Tonight’s #etmchat re: digital citizenship has brought about another learning curve for me. So many great thoughts about teachers & students sharing online, and how it compares to citizenship in the real world. There are a few concepts I’m still wrapping my mind around, and I’m sure that if I’m stewing over some ideas, there has to be a few people involved with #etmooc that are learning to digest and process these concepts as well.
I think my favourite take-away from tonight’s chat has to be Erin Luong‘s Haiku Deck Presentation about Digital Citizenship. Simplicity is key when I’m learning a new concept, and her project helped to gently introduce me to a few new ideas.

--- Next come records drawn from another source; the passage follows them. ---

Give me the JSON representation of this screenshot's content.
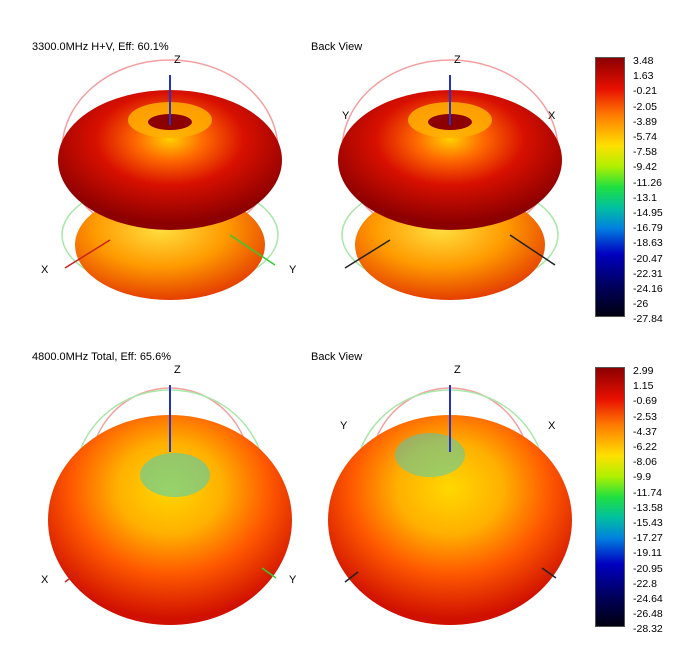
{
  "plots": [
    {
      "title": "3300.0MHz H+V, Eff: 60.1%",
      "view_title": "Back View",
      "scale": [
        "3.48",
        "1.63",
        "-0.21",
        "-2.05",
        "-3.89",
        "-5.74",
        "-7.58",
        "-9.42",
        "-11.26",
        "-13.1",
        "-14.95",
        "-16.79",
        "-18.63",
        "-20.47",
        "-22.31",
        "-24.16",
        "-26",
        "-27.84"
      ]
    },
    {
      "title": "4800.0MHz Total, Eff: 65.6%",
      "view_title": "Back View",
      "scale": [
        "2.99",
        "1.15",
        "-0.69",
        "-2.53",
        "-4.37",
        "-6.22",
        "-8.06",
        "-9.9",
        "-11.74",
        "-13.58",
        "-15.43",
        "-17.27",
        "-19.11",
        "-20.95",
        "-22.8",
        "-24.64",
        "-26.48",
        "-28.32"
      ]
    }
  ],
  "axes": {
    "z": "Z",
    "x": "X",
    "y": "Y"
  },
  "colors": {
    "z_axis": "#2233cc",
    "x_axis": "#cc2222",
    "y_axis": "#33cc33",
    "dark_red": "#8c0000",
    "red": "#e81000",
    "orange": "#ff7a00",
    "yellow": "#ffe000",
    "cyan": "#40d0c0"
  }
}
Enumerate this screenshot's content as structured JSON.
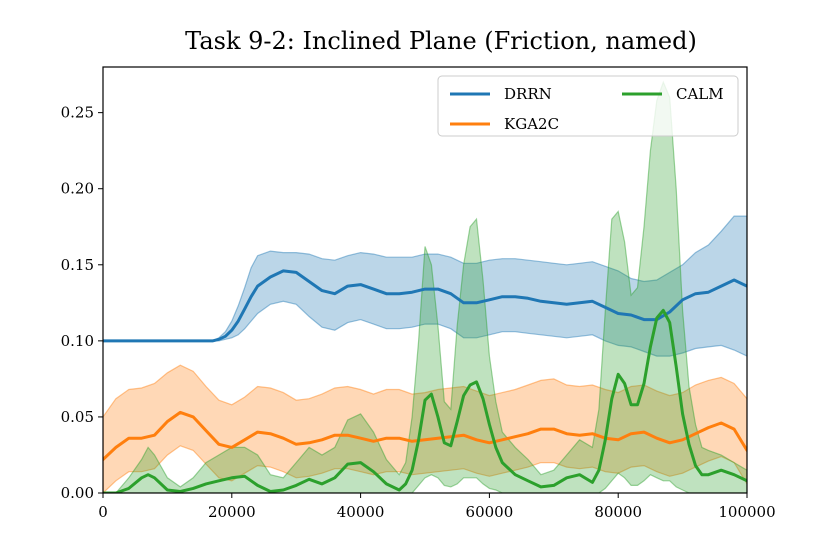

I wish I could have participated in last night’s Blackboard Collaborate session that was facilitated by Alec Couros, since the topic is so relevant in today’s learning environment (for the first time, Blackboard Collaborate didn’t work for me. Very disappointed.). Teachers who are desperate to soak up as much knowledge about technology and how it can enhance student learning in their classroom are destined to navigate the waters of digital citizenship. My first step is understanding what the heck it means (although its definition is seen as ‘nebulous’ [@courosa] — an appropriate term to describe something that seems to fluctuate with multiple perspectives).
Ultimately, my students will benefit from having a teacher who is willing to use and share technology with them. Although so many ideas are new to me, I don’t want my fear to hold me back from providing opportunities to students who are willing to explore and experiment to further their education. I just hope I can help to guide them safely on their journey.